As soon as kids learn to speak, the inquisitions begin. The first few whys may emerge from innocent curiosity, but it’s easy to tell when the game is underway.
It’s easy to see how endless whys may lead to frustration (especially when it’s bed time, eh), but I’ve found joy in making these winding whys into a fun challenge for myself. Instead of shutting things down, I enjoy trying to quickly answer every why with an accurate answer. Can I mindfully outlast the youngster’s attention span? What fun!
I’ve enjoyed winding whys many times, but “Dad, why do you love me?” gave me pause. I found myself feeling appreciative as I tried to coalesce endless reasons into one answer.

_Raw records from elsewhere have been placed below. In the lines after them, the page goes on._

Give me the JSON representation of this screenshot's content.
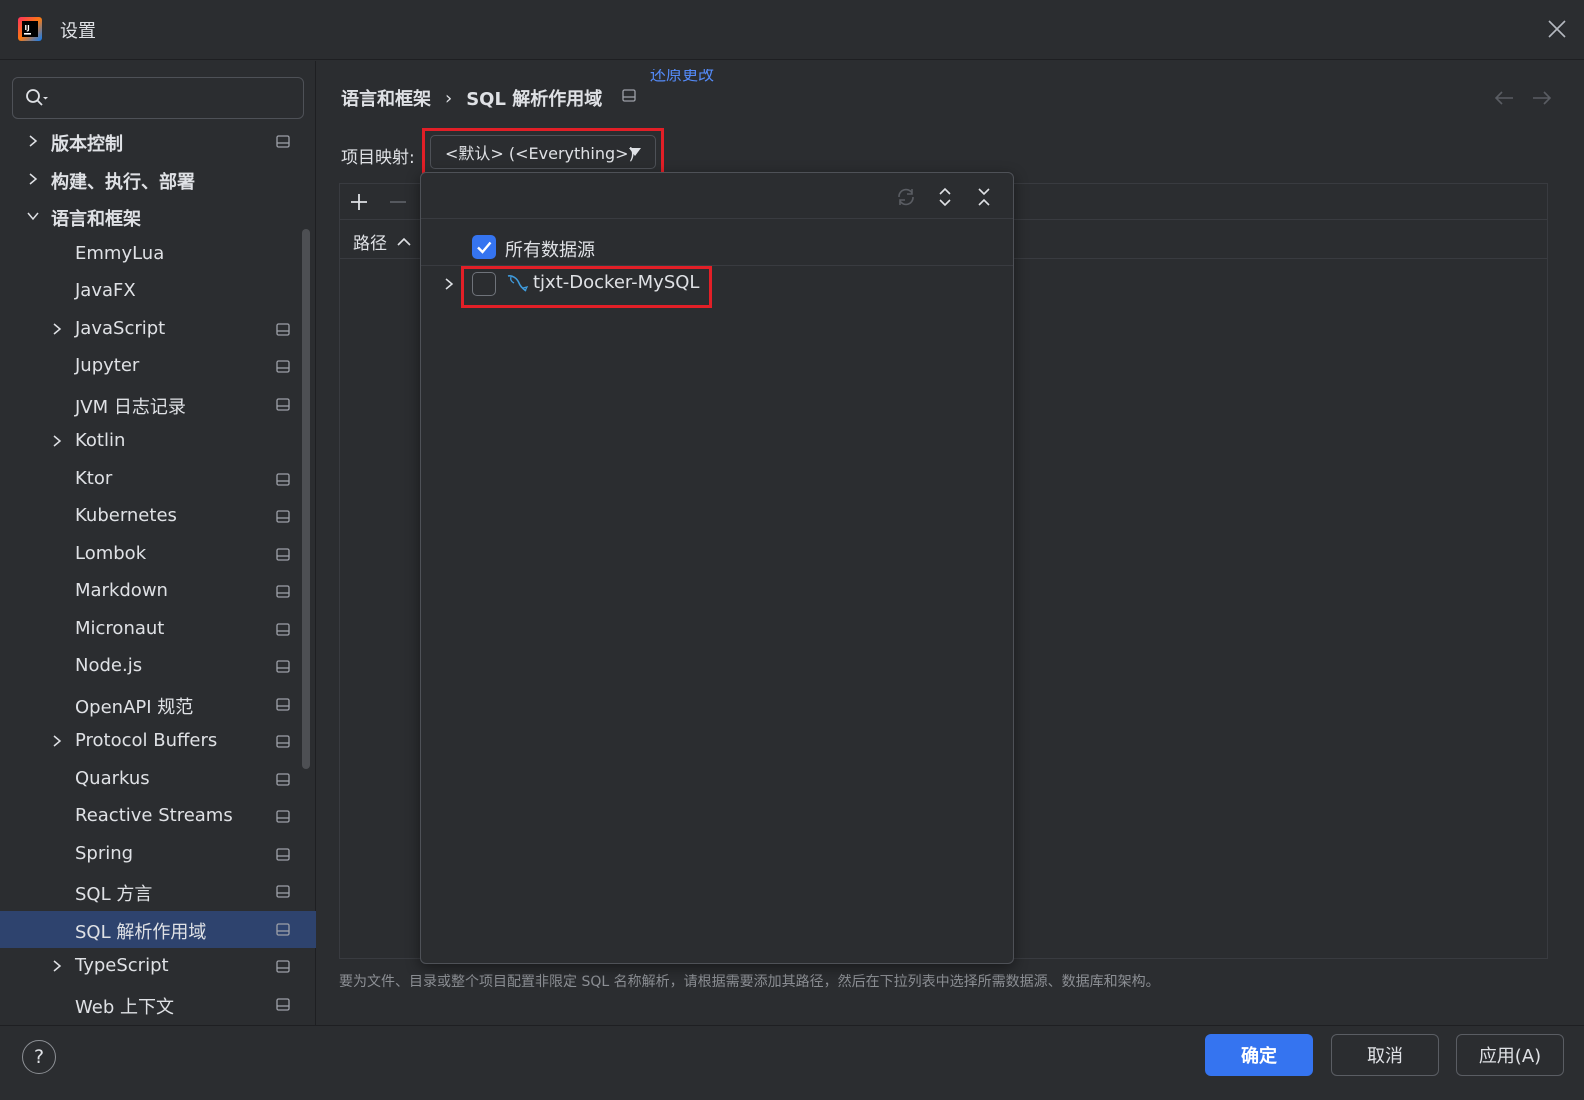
{
  "window": {
    "title": "设置"
  },
  "search": {
    "value": "",
    "placeholder": ""
  },
  "sidebar": {
    "items": [
      {
        "label": "版本控制",
        "level": 0,
        "expandable": true,
        "expanded": false,
        "pinned": true,
        "bold": true
      },
      {
        "label": "构建、执行、部署",
        "level": 0,
        "expandable": true,
        "expanded": false,
        "pinned": false,
        "bold": true
      },
      {
        "label": "语言和框架",
        "level": 0,
        "expandable": true,
        "expanded": true,
        "pinned": false,
        "bold": true
      },
      {
        "label": "EmmyLua",
        "level": 1,
        "expandable": false,
        "pinned": false
      },
      {
        "label": "JavaFX",
        "level": 1,
        "expandable": false,
        "pinned": false
      },
      {
        "label": "JavaScript",
        "level": 1,
        "expandable": true,
        "expanded": false,
        "pinned": true
      },
      {
        "label": "Jupyter",
        "level": 1,
        "expandable": false,
        "pinned": true
      },
      {
        "label": "JVM 日志记录",
        "level": 1,
        "expandable": false,
        "pinned": true
      },
      {
        "label": "Kotlin",
        "level": 1,
        "expandable": true,
        "expanded": false,
        "pinned": false
      },
      {
        "label": "Ktor",
        "level": 1,
        "expandable": false,
        "pinned": true
      },
      {
        "label": "Kubernetes",
        "level": 1,
        "expandable": false,
        "pinned": true
      },
      {
        "label": "Lombok",
        "level": 1,
        "expandable": false,
        "pinned": true
      },
      {
        "label": "Markdown",
        "level": 1,
        "expandable": false,
        "pinned": true
      },
      {
        "label": "Micronaut",
        "level": 1,
        "expandable": false,
        "pinned": true
      },
      {
        "label": "Node.js",
        "level": 1,
        "expandable": false,
        "pinned": true
      },
      {
        "label": "OpenAPI 规范",
        "level": 1,
        "expandable": false,
        "pinned": true
      },
      {
        "label": "Protocol Buffers",
        "level": 1,
        "expandable": true,
        "expanded": false,
        "pinned": true
      },
      {
        "label": "Quarkus",
        "level": 1,
        "expandable": false,
        "pinned": true
      },
      {
        "label": "Reactive Streams",
        "level": 1,
        "expandable": false,
        "pinned": true
      },
      {
        "label": "Spring",
        "level": 1,
        "expandable": false,
        "pinned": true
      },
      {
        "label": "SQL 方言",
        "level": 1,
        "expandable": false,
        "pinned": true
      },
      {
        "label": "SQL 解析作用域",
        "level": 1,
        "expandable": false,
        "pinned": true,
        "selected": true
      },
      {
        "label": "TypeScript",
        "level": 1,
        "expandable": true,
        "expanded": false,
        "pinned": true
      },
      {
        "label": "Web 上下文",
        "level": 1,
        "expandable": false,
        "pinned": true
      }
    ]
  },
  "breadcrumb": {
    "parent": "语言和框架",
    "separator": "›",
    "current": "SQL 解析作用域",
    "revert_link": "还原更改"
  },
  "mapping": {
    "label": "项目映射:",
    "selected": "<默认> (<Everything>)"
  },
  "table": {
    "path_header": "路径"
  },
  "popup": {
    "all_sources": {
      "label": "所有数据源",
      "checked": true
    },
    "datasources": [
      {
        "label": "tjxt-Docker-MySQL",
        "checked": false,
        "icon": "mysql-dolphin-icon"
      }
    ]
  },
  "footnote": "要为文件、目录或整个项目配置非限定 SQL 名称解析，请根据需要添加其路径，然后在下拉列表中选择所需数据源、数据库和架构。",
  "buttons": {
    "ok": "确定",
    "cancel": "取消",
    "apply": "应用(A)",
    "help": "?"
  },
  "colors": {
    "accent": "#3574f0",
    "selection": "#2e436e",
    "highlight_box": "#e21f27",
    "link": "#548af7"
  }
}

As I poked around, it felt trite to reflect on how humans have so many whys we can not answer. Instead of going down the paradoxical path or leaning into understanding our own whys, I found the Five whys interesting.
Developed by system thinkers inside Toyota back in the 1980’s, this iterative Five whys technique was used to explore the cause-and-effect relationships underlying a particular problem. When following 14 specific rules, after exactly five whys, the last answer often points to a process that is not working well or does not exist. This rigid technique has critics and would seemingly lead to shortsighted interpretations, but it was fun learning about this historic use of why. Knowing the value of complexity vs. simplification, as well as, so many other methods like active listening, Socratic questioning, casual diagrams, storytelling, inverse charisma, and pure wonder, the Five whys may not answer all the winding whys of our world, but perhaps it’s another tactic to throw in the mix.